Now, it is necessary, if we are to have an intelligently directed anti-war campaign, that we should make a clear, sound classification of these half-hearted people, these people who do not want war, but who permit it. Their indecisions, their vagueness, these are the really effective barriers to our desire to end war forever.

And first, there is one thing very obvious, and that is the necessity for some controlling world authority if treaties are to be respected and war abolished. While there are numerous sovereign States in the world each absolutely free to do what it chooses, to arm its people or repudiate engagements, there can be no sure peace. But great multitudes of those who sincerely desire peace forever cannot realize this. There are, for example, many old-fashioned English liberals who denounce militarism and "treaty entanglements" with equal ardor; they want Britain to stand alone, unaggressive, but free; not realizing that such an isolation is the surest encouragement to any war-enamored power. Exactly the same type is to be found in the United States, and is probably even more influential there. But only by so spinning a web of treaties that all countries are linked by general obligations to mutual protection can a real world-pacification be achieved.

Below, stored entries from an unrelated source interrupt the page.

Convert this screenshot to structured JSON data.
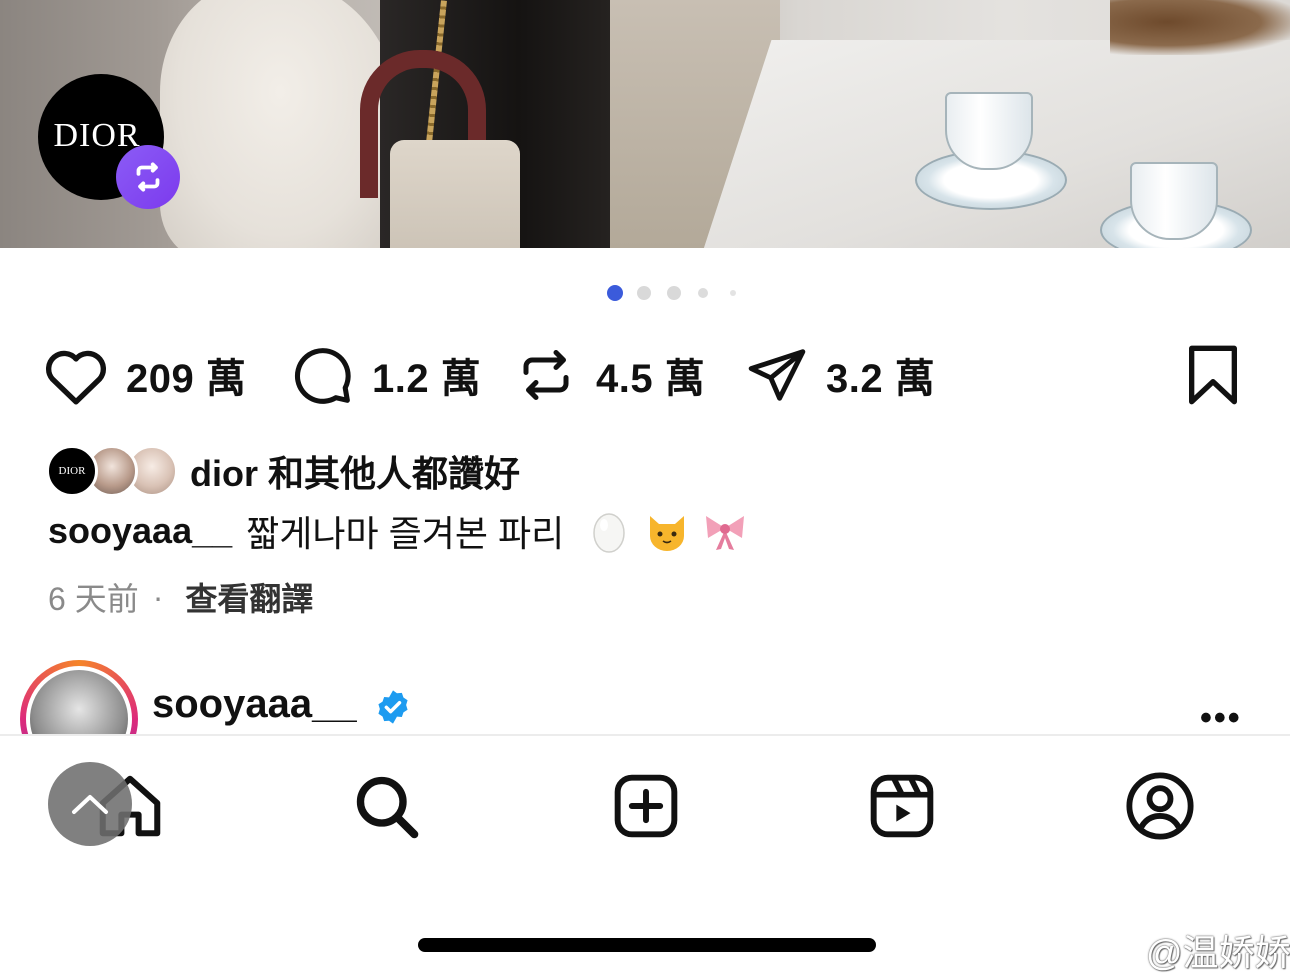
{
  "post": {
    "brand_avatar_text": "DIOR",
    "carousel": {
      "count": 5,
      "active_index": 0
    },
    "actions": {
      "likes": "209 萬",
      "comments": "1.2 萬",
      "reposts": "4.5 萬",
      "shares": "3.2 萬"
    },
    "liked_by": {
      "avatar_text": "DIOR",
      "text": "dior 和其他人都讚好"
    },
    "caption": {
      "username": "sooyaaa__",
      "text": "짧게나마 즐겨본 파리"
    },
    "time_ago": "6 天前",
    "separator": "·",
    "translate_label": "查看翻譯"
  },
  "next_post": {
    "username": "sooyaaa__",
    "more_label": "•••"
  },
  "colors": {
    "accent_dot": "#3b5bdb",
    "repost_badge": "#7c3aed",
    "verified": "#1d9bf0"
  },
  "tab_bar": {
    "items": [
      "home-icon",
      "search-icon",
      "create-icon",
      "reels-icon",
      "profile-icon"
    ]
  },
  "watermark": "@温娇娇i"
}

The present alliance against the insufferable militarism of Germany may very probably be the precursor of a much wider alliance against any aggression whatever in the future. Only through some such arrangement is there any reasonable hope of a control and cessation of that constant international bickering and pressure, that rivalry in finance, that competition for influence in weak neutral countries, which has initiated all the struggles of the last century, and which is bound to accumulate tensions for fresh wars so long as it goes on.